Seems like the broad goal is to find a Hamilton circuit through the Cayley graph?

As for the specific method, is there a reason to believe problems 3 and 4 will have solutions?

2. The Math Wizard

Right! That about sums up the question. We'd like to find a Hamilton circuit through the Cayley graph of the group (the Rubik group / the symmetric group, …).

The specifics are that:
* We're talking specifically about the Cayley graph of group G whose directed edges correspond to cube moves or to (specific) transpositions.
* The circuit should first traverse a complete set of coset representatives of subgroup H and then step into the next set of coset representatives.
* Subgroup H should be a fairly large cyclic subgroup, hopefully largest possible, so that the set of coset representatives is kept "small".
* The result is that we can repeat a specific sequence of |G|/|H| moves exactly |H| times to traverse the entire Cayley graph.

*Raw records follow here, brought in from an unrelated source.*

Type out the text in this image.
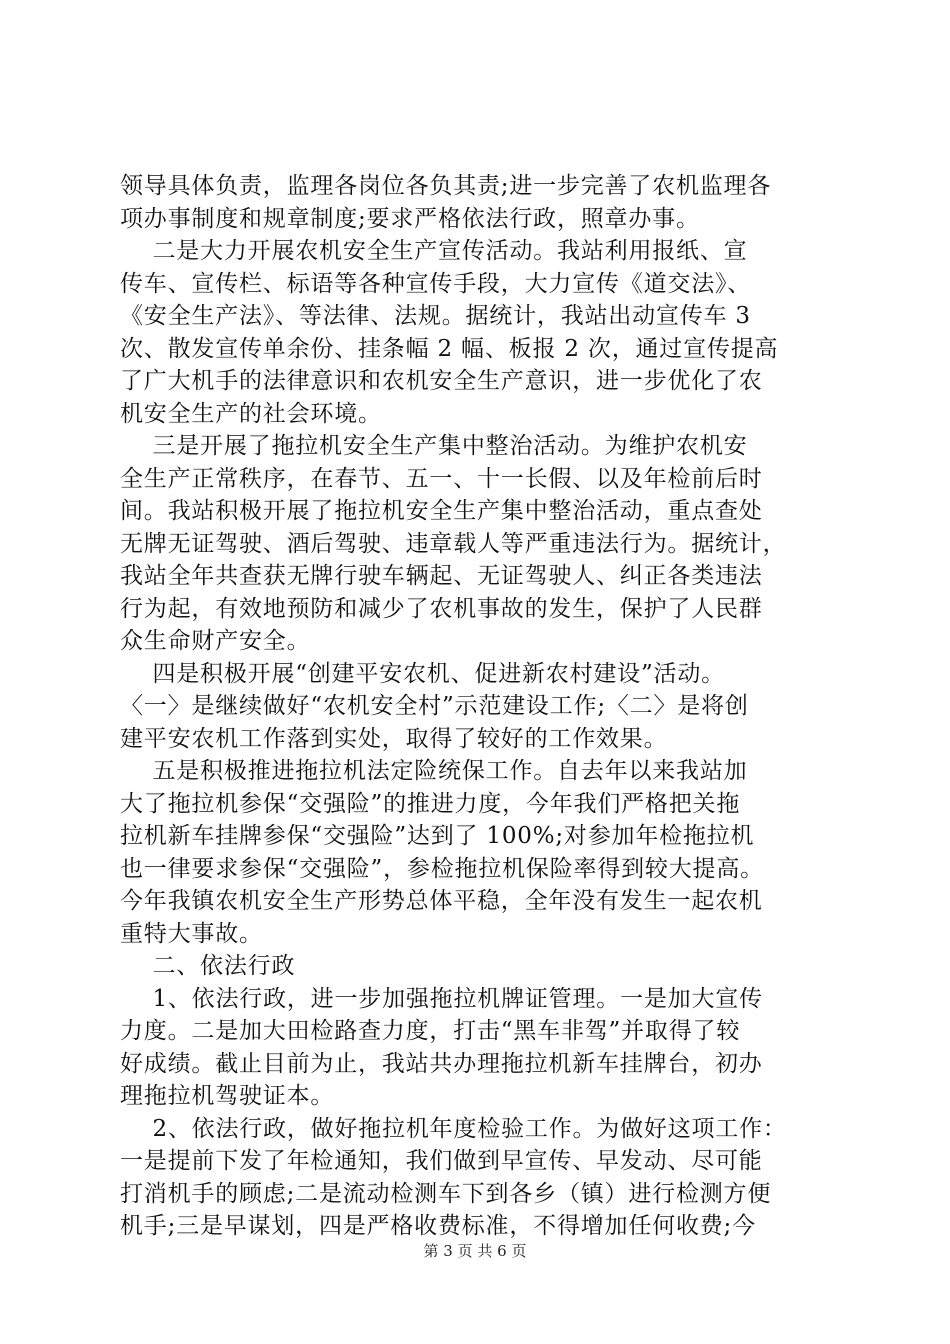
领导具体负责，监理各岗位各负其责;进一步完善了农机监理各
项办事制度和规章制度;要求严格依法行政，照章办事。
二是大力开展农机安全生产宣传活动。我站利用报纸、宣
传车、宣传栏、标语等各种宣传手段，大力宣传《道交法》、
《安全生产法》、等法律、法规。据统计，我站出动宣传车 3
次、散发宣传单余份、挂条幅 2 幅、板报 2 次，通过宣传提高
了广大机手的法律意识和农机安全生产意识，进一步优化了农
机安全生产的社会环境。
三是开展了拖拉机安全生产集中整治活动。为维护农机安
全生产正常秩序，在春节、五一、十一长假、以及年检前后时
间。我站积极开展了拖拉机安全生产集中整治活动，重点查处
无牌无证驾驶、酒后驾驶、违章载人等严重违法行为。据统计，
我站全年共查获无牌行驶车辆起、无证驾驶人、纠正各类违法
行为起，有效地预防和减少了农机事故的发生，保护了人民群
众生命财产安全。
四是积极开展“创建平安农机、促进新农村建设”活动。
〈一〉是继续做好“农机安全村”示范建设工作;〈二〉是将创
建平安农机工作落到实处，取得了较好的工作效果。
五是积极推进拖拉机法定险统保工作。自去年以来我站加
大了拖拉机参保“交强险”的推进力度，今年我们严格把关拖
拉机新车挂牌参保“交强险”达到了 100%;对参加年检拖拉机
也一律要求参保“交强险”，参检拖拉机保险率得到较大提高。
今年我镇农机安全生产形势总体平稳，全年没有发生一起农机
重特大事故。
二、依法行政
1、依法行政，进一步加强拖拉机牌证管理。一是加大宣传
力度。二是加大田检路查力度，打击“黑车非驾”并取得了较
好成绩。截止目前为止，我站共办理拖拉机新车挂牌台，初办
理拖拉机驾驶证本。
2、依法行政，做好拖拉机年度检验工作。为做好这项工作：
一是提前下发了年检通知，我们做到早宣传、早发动、尽可能
打消机手的顾虑;二是流动检测车下到各乡（镇）进行检测方便
机手;三是早谋划，四是严格收费标准，不得增加任何收费;今
第 3 页 共 6 页
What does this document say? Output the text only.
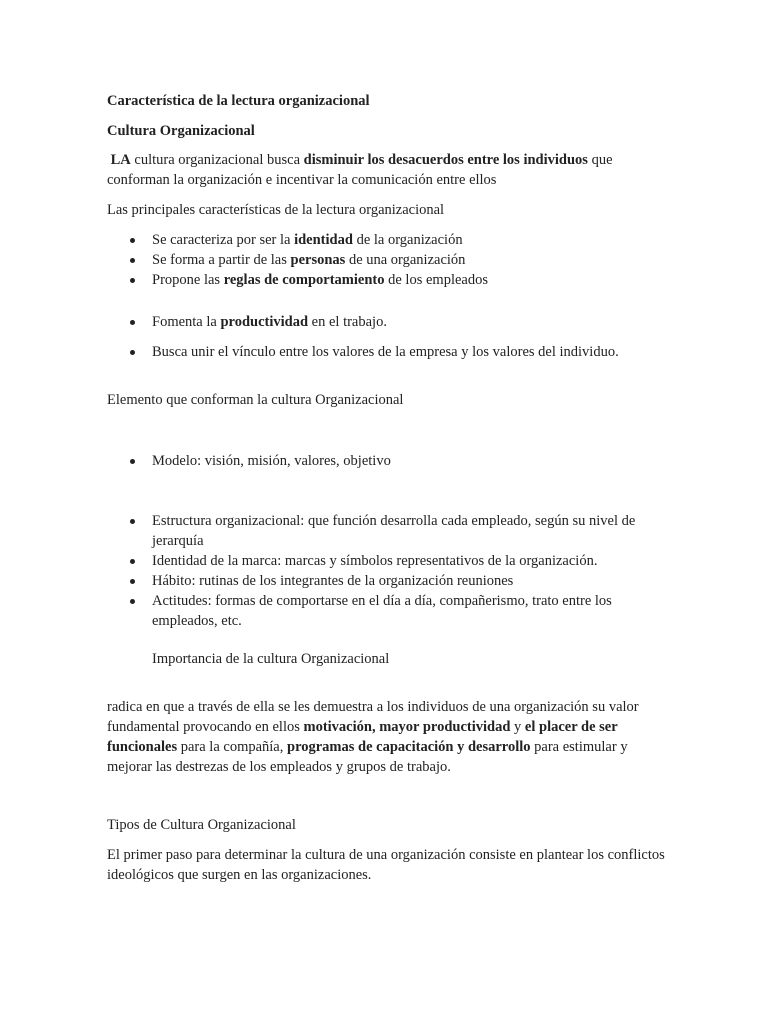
Característica de la lectura organizacional

Cultura Organizacional

LA cultura organizacional busca disminuir los desacuerdos entre los individuos que conforman la organización e incentivar la comunicación entre ellos

Las principales características de la lectura organizacional

Se caracteriza por ser la identidad de la organización
Se forma a partir de las personas de una organización
Propone las reglas de comportamiento de los empleados
Fomenta la productividad en el trabajo.
Busca unir el vínculo entre los valores de la empresa y los valores del individuo.

Elemento que conforman la cultura Organizacional

Modelo: visión, misión, valores, objetivo
Estructura organizacional: que función desarrolla cada empleado, según su nivel de jerarquía
Identidad de la marca: marcas y símbolos representativos de la organización.
Hábito: rutinas de los integrantes de la organización reuniones
Actitudes: formas de comportarse en el día a día, compañerismo, trato entre los empleados, etc.

Importancia de la cultura Organizacional

radica en que a través de ella se les demuestra a los individuos de una organización su valor fundamental provocando en ellos motivación, mayor productividad y el placer de ser funcionales para la compañía, programas de capacitación y desarrollo para estimular y mejorar las destrezas de los empleados y grupos de trabajo.

Tipos de Cultura Organizacional

El primer paso para determinar la cultura de una organización consiste en plantear los conflictos ideológicos que surgen en las organizaciones.
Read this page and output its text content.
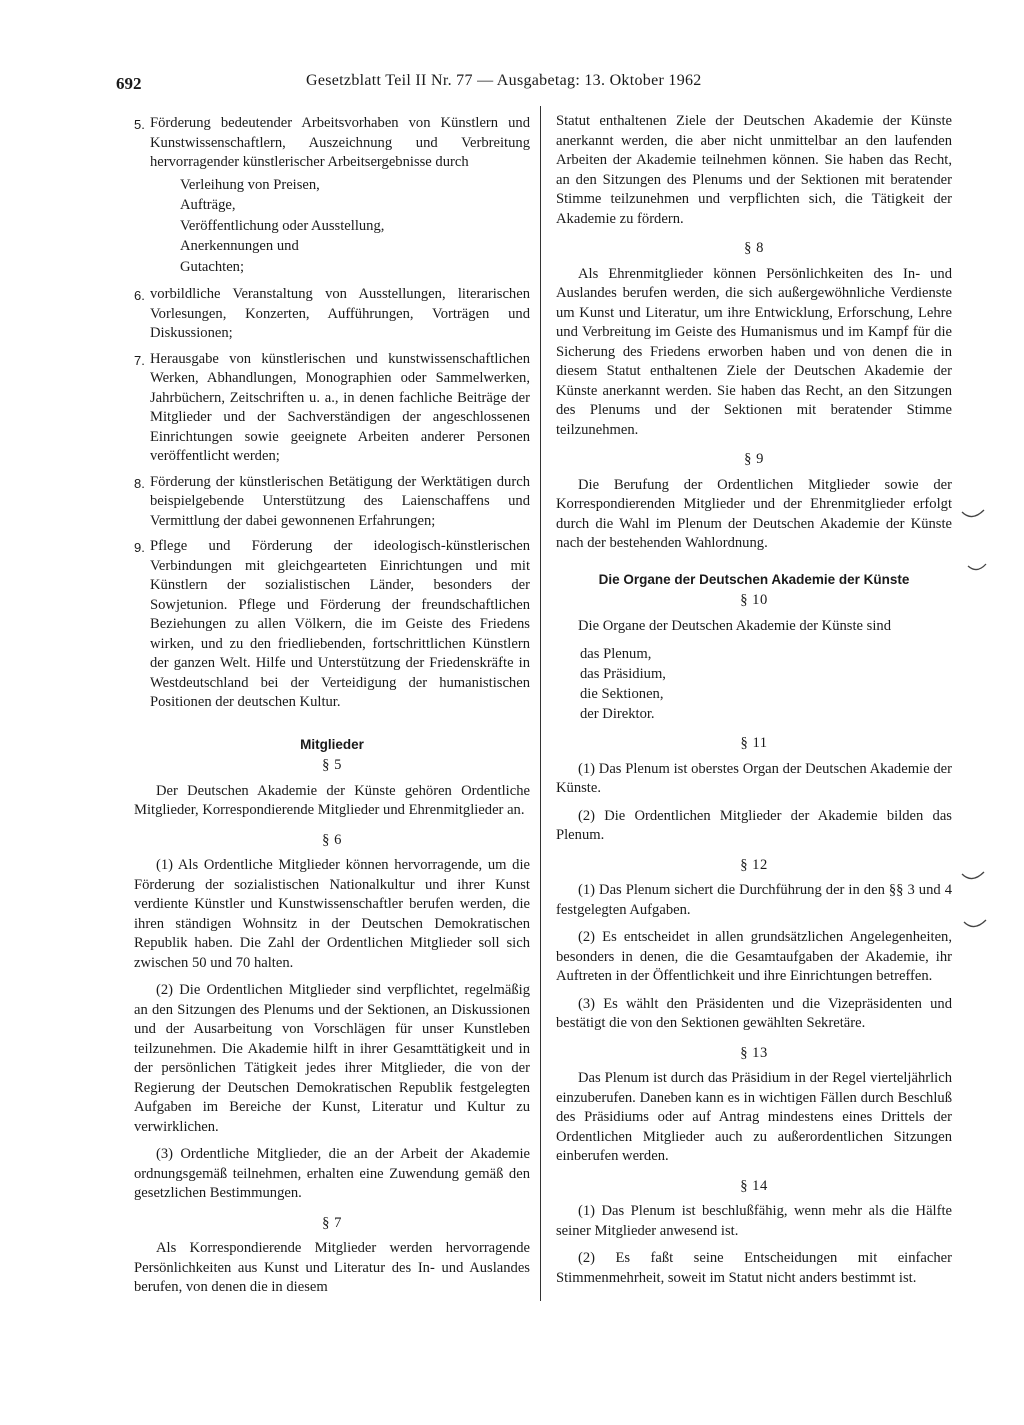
692	Gesetzblatt Teil II Nr. 77 — Ausgabetag: 13. Oktober 1962
5. Förderung bedeutender Arbeitsvorhaben von Künstlern und Kunstwissenschaftlern, Auszeichnung und Verbreitung hervorragender künstlerischer Arbeitsergebnisse durch
Verleihung von Preisen,
Aufträge,
Veröffentlichung oder Ausstellung,
Anerkennungen und
Gutachten;
6. vorbildliche Veranstaltung von Ausstellungen, literarischen Vorlesungen, Konzerten, Aufführungen, Vorträgen und Diskussionen;
7. Herausgabe von künstlerischen und kunstwissenschaftlichen Werken, Abhandlungen, Monographien oder Sammelwerken, Jahrbüchern, Zeitschriften u. a., in denen fachliche Beiträge der Mitglieder und der Sachverständigen der angeschlossenen Einrichtungen sowie geeignete Arbeiten anderer Personen veröffentlicht werden;
8. Förderung der künstlerischen Betätigung der Werktätigen durch beispielgebende Unterstützung des Laienschaffens und Vermittlung der dabei gewonnenen Erfahrungen;
9. Pflege und Förderung der ideologisch-künstlerischen Verbindungen mit gleichgearteten Einrichtungen und mit Künstlern der sozialistischen Länder, besonders der Sowjetunion. Pflege und Förderung der freundschaftlichen Beziehungen zu allen Völkern, die im Geiste des Friedens wirken, und zu den friedliebenden, fortschrittlichen Künstlern der ganzen Welt. Hilfe und Unterstützung der Friedenskräfte in Westdeutschland bei der Verteidigung der humanistischen Positionen der deutschen Kultur.
Mitglieder
§ 5
Der Deutschen Akademie der Künste gehören Ordentliche Mitglieder, Korrespondierende Mitglieder und Ehrenmitglieder an.
§ 6
(1) Als Ordentliche Mitglieder können hervorragende, um die Förderung der sozialistischen Nationalkultur und ihrer Kunst verdiente Künstler und Kunstwissenschaftler berufen werden, die ihren ständigen Wohnsitz in der Deutschen Demokratischen Republik haben. Die Zahl der Ordentlichen Mitglieder soll sich zwischen 50 und 70 halten.
(2) Die Ordentlichen Mitglieder sind verpflichtet, regelmäßig an den Sitzungen des Plenums und der Sektionen, an Diskussionen und der Ausarbeitung von Vorschlägen für unser Kunstleben teilzunehmen. Die Akademie hilft in ihrer Gesamttätigkeit und in der persönlichen Tätigkeit jedes ihrer Mitglieder, die von der Regierung der Deutschen Demokratischen Republik festgelegten Aufgaben im Bereiche der Kunst, Literatur und Kultur zu verwirklichen.
(3) Ordentliche Mitglieder, die an der Arbeit der Akademie ordnungsgemäß teilnehmen, erhalten eine Zuwendung gemäß den gesetzlichen Bestimmungen.
§ 7
Als Korrespondierende Mitglieder werden hervorragende Persönlichkeiten aus Kunst und Literatur des In- und Auslandes berufen, von denen die in diesem
Statut enthaltenen Ziele der Deutschen Akademie der Künste anerkannt werden, die aber nicht unmittelbar an den laufenden Arbeiten der Akademie teilnehmen können. Sie haben das Recht, an den Sitzungen des Plenums und der Sektionen mit beratender Stimme teilzunehmen und verpflichten sich, die Tätigkeit der Akademie zu fördern.
§ 8
Als Ehrenmitglieder können Persönlichkeiten des In- und Auslandes berufen werden, die sich außergewöhnliche Verdienste um Kunst und Literatur, um ihre Entwicklung, Erforschung, Lehre und Verbreitung im Geiste des Humanismus und im Kampf für die Sicherung des Friedens erworben haben und von denen die in diesem Statut enthaltenen Ziele der Deutschen Akademie der Künste anerkannt werden. Sie haben das Recht, an den Sitzungen des Plenums und der Sektionen mit beratender Stimme teilzunehmen.
§ 9
Die Berufung der Ordentlichen Mitglieder sowie der Korrespondierenden Mitglieder und der Ehrenmitglieder erfolgt durch die Wahl im Plenum der Deutschen Akademie der Künste nach der bestehenden Wahlordnung.
Die Organe der Deutschen Akademie der Künste
§ 10
Die Organe der Deutschen Akademie der Künste sind
das Plenum,
das Präsidium,
die Sektionen,
der Direktor.
§ 11
(1) Das Plenum ist oberstes Organ der Deutschen Akademie der Künste.
(2) Die Ordentlichen Mitglieder der Akademie bilden das Plenum.
§ 12
(1) Das Plenum sichert die Durchführung der in den §§ 3 und 4 festgelegten Aufgaben.
(2) Es entscheidet in allen grundsätzlichen Angelegenheiten, besonders in denen, die die Gesamtaufgaben der Akademie, ihr Auftreten in der Öffentlichkeit und ihre Einrichtungen betreffen.
(3) Es wählt den Präsidenten und die Vizepräsidenten und bestätigt die von den Sektionen gewählten Sekretäre.
§ 13
Das Plenum ist durch das Präsidium in der Regel vierteljährlich einzuberufen. Daneben kann es in wichtigen Fällen durch Beschluß des Präsidiums oder auf Antrag mindestens eines Drittels der Ordentlichen Mitglieder auch zu außerordentlichen Sitzungen einberufen werden.
§ 14
(1) Das Plenum ist beschlußfähig, wenn mehr als die Hälfte seiner Mitglieder anwesend ist.
(2) Es faßt seine Entscheidungen mit einfacher Stimmenmehrheit, soweit im Statut nicht anders bestimmt ist.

By the way, did you hear that it is now known that God's number is 20? http://cube20.org/
One of LZ's former students set the lower bound of 20 and upper bound of 29 in 1995.

3. benblumsmith

Awesome! I didn't even know it was called "God's number."

In a way it's sort of nice that this project didn't find optimal solutions for every position; there's still some mystery left to the cube. At Williams somebody told me Checkers had been completely solved and there is an online computer program that plays it perfectly; this is cool but also sort of sad to me. All the mystery has been exhausted.